Hurlburt Park was officially opened on Okanagan Lake on Friday, Aug. 2, since remaining inactive following the last Camp Hurlburt summer camps in 2012.
Mr. and Mrs. Hurlburt purchased the 2.5 acre lakeside lot in 1931, before the Camp Hurlburt Association was incorporated in 1935.
“Thousands of Vernon children, including my own, attended the camp,” said Vernon Coun. Kari Gares, who led the the ribbon cutting at the park.
Trinity United Church owned the land and operated the camp, but made the tough decision to sell the property to the Regional District of North Okanagan (which was then transferred to Vernon) in 2012.
“There was a plan originally to redevelop the camp, but it was too high a mark and we couldn’t reach it,” said Jeff Seaton, who was minister at the time of the sale.
The congregation wanted to honour the legacy of Camp Hurlburt and therefore came to the decision to sell the land so it could continue to be enjoyed by the public.
“All those generations of people who camped here can come back and enjoy it,” said Seaton.
Gares adds: “The camp creed was based on respect, honouring each other’s diversity and encouraging and awareness through interaction and reflection of our natural surroundings, and, well, you can’t get any more natural than this.
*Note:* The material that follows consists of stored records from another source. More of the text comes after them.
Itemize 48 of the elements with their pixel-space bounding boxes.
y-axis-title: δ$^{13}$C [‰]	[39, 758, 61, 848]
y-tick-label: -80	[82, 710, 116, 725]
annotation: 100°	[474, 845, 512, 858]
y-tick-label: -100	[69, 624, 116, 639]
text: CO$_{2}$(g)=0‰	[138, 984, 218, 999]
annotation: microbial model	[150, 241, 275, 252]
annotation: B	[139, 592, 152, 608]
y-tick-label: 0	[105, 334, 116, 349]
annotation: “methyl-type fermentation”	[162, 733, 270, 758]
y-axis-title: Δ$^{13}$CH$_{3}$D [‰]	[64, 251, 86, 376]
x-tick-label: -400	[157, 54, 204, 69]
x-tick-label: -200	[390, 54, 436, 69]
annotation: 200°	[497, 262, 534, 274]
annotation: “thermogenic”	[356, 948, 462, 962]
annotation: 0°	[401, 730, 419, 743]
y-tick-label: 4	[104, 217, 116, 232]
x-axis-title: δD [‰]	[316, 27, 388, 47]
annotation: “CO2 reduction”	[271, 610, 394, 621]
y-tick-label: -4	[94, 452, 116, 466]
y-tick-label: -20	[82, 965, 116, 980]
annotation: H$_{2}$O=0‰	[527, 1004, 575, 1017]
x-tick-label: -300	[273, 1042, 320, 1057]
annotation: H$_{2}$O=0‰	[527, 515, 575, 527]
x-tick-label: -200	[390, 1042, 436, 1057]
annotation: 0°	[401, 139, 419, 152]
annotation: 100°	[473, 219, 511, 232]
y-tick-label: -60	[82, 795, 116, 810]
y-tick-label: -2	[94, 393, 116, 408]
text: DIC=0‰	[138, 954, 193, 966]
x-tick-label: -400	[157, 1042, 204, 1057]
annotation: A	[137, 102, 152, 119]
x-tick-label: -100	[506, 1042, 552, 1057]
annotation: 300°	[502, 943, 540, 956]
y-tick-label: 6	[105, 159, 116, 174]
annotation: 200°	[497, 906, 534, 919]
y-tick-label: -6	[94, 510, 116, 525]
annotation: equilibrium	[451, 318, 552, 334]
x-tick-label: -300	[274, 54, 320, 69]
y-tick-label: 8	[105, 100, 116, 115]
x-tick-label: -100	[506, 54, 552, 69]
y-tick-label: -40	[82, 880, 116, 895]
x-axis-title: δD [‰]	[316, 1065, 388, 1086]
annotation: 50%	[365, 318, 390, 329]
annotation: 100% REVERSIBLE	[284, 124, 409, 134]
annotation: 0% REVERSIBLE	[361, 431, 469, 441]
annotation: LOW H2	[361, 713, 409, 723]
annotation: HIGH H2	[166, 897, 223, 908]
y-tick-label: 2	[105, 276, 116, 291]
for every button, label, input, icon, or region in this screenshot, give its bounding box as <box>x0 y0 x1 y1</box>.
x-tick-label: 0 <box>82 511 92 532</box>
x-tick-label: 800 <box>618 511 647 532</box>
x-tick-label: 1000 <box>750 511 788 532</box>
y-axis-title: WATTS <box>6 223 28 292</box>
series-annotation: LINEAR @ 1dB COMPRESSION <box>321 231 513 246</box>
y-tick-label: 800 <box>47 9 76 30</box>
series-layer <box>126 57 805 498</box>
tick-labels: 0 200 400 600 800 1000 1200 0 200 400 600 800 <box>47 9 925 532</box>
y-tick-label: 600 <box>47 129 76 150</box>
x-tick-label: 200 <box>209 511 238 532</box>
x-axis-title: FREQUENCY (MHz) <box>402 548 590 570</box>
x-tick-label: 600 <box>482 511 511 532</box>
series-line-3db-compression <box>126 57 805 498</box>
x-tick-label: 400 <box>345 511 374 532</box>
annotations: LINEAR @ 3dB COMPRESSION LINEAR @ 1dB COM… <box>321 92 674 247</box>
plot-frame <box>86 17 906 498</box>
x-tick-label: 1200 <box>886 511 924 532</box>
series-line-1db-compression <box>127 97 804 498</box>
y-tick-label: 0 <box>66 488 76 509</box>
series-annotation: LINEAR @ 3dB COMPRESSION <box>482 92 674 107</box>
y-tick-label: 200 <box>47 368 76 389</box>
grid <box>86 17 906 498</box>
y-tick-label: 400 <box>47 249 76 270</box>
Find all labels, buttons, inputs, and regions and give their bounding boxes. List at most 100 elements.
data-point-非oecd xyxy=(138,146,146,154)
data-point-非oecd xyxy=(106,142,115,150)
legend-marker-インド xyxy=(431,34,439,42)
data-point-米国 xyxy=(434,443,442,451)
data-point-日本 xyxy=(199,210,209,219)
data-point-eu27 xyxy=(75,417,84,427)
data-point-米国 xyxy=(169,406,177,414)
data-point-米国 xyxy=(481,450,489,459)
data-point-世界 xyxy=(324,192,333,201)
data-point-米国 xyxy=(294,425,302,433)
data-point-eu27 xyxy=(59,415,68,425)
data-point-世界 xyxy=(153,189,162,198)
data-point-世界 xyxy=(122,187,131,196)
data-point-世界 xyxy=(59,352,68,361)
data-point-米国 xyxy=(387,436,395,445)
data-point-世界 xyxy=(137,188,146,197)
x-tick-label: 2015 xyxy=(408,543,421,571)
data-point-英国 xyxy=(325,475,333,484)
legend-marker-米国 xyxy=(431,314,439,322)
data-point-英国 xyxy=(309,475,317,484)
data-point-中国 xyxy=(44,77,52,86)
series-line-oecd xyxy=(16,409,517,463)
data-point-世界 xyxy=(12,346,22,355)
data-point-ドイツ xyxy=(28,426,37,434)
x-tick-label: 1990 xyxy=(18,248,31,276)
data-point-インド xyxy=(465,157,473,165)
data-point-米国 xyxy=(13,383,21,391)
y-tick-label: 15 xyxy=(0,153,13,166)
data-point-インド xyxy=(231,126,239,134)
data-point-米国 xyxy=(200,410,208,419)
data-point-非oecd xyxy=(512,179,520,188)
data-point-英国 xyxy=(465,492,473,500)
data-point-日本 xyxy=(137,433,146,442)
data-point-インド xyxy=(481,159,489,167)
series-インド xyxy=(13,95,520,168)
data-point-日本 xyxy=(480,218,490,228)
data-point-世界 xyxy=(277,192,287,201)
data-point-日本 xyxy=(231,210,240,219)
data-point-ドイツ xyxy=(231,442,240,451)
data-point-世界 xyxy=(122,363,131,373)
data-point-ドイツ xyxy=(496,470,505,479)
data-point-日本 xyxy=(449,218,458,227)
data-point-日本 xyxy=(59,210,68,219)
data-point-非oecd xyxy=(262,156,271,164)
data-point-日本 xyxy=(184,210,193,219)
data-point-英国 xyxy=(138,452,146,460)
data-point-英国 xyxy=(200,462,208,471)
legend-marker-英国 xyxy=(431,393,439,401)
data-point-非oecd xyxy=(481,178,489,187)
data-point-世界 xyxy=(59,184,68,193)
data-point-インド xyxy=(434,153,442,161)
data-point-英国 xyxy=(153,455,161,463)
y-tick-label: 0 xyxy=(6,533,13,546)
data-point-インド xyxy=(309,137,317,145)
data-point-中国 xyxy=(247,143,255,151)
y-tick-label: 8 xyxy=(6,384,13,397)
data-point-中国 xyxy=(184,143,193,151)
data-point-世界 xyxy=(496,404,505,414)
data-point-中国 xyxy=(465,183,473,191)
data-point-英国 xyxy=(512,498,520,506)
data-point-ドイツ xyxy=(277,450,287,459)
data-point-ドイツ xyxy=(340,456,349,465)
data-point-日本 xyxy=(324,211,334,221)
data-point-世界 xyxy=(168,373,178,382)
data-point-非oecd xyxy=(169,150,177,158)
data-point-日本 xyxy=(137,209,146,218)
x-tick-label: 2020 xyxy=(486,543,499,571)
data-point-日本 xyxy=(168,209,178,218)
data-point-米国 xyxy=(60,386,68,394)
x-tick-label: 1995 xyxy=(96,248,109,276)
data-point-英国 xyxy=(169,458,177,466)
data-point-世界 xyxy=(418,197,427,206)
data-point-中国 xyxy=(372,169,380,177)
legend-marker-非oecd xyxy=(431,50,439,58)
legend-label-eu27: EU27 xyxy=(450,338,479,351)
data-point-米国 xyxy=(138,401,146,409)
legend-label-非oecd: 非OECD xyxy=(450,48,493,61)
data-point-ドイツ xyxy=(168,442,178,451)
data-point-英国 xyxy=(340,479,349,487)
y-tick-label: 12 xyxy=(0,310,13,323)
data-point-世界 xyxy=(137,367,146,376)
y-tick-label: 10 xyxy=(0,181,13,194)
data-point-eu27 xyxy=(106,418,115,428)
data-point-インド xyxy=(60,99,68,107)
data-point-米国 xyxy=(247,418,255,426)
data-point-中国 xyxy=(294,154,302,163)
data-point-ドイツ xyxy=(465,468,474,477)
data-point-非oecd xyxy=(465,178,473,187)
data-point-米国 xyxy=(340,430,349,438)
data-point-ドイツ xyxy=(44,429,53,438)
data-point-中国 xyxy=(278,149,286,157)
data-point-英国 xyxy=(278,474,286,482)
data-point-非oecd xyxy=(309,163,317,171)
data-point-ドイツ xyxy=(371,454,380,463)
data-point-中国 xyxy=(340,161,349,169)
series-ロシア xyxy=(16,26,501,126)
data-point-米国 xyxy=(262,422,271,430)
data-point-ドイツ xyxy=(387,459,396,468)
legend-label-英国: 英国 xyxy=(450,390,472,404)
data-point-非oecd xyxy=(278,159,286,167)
It’s beautiful. This tradition was influential in the church’s decision to sell the land for public park.”
Patricia Hesketh’s late husband Bill was very involved in Camp Hurlburt as a director.
“We led a lot of camps here,” said Patricia, who made sure to be on hand for the celebration. “He worked for the John Howard Society and when the first house burnt down the church invited all the ex cons to live here (at Camp Hurlburt). And they built the chapel.”
The decision to keep the land public is one Patricia is pleased with, and she is sure Bill would be too.
“I’m thrilled, it just couldn’t be a better outcome for everybody. It’s a win win.
“The old buildings were falling down anyway.”
The land now boasts picnic tables, a dock and 1,500 linear feet of lakefront. It is also the site of sensitive Kokanee spawning habitat.
“It belongs to the whole community, today and into the future,” said Gares.
Trinity’s current minister Robin Jacobson is also pleased with the new park, and to see the tradition of inclusivity of the camp continue at the site.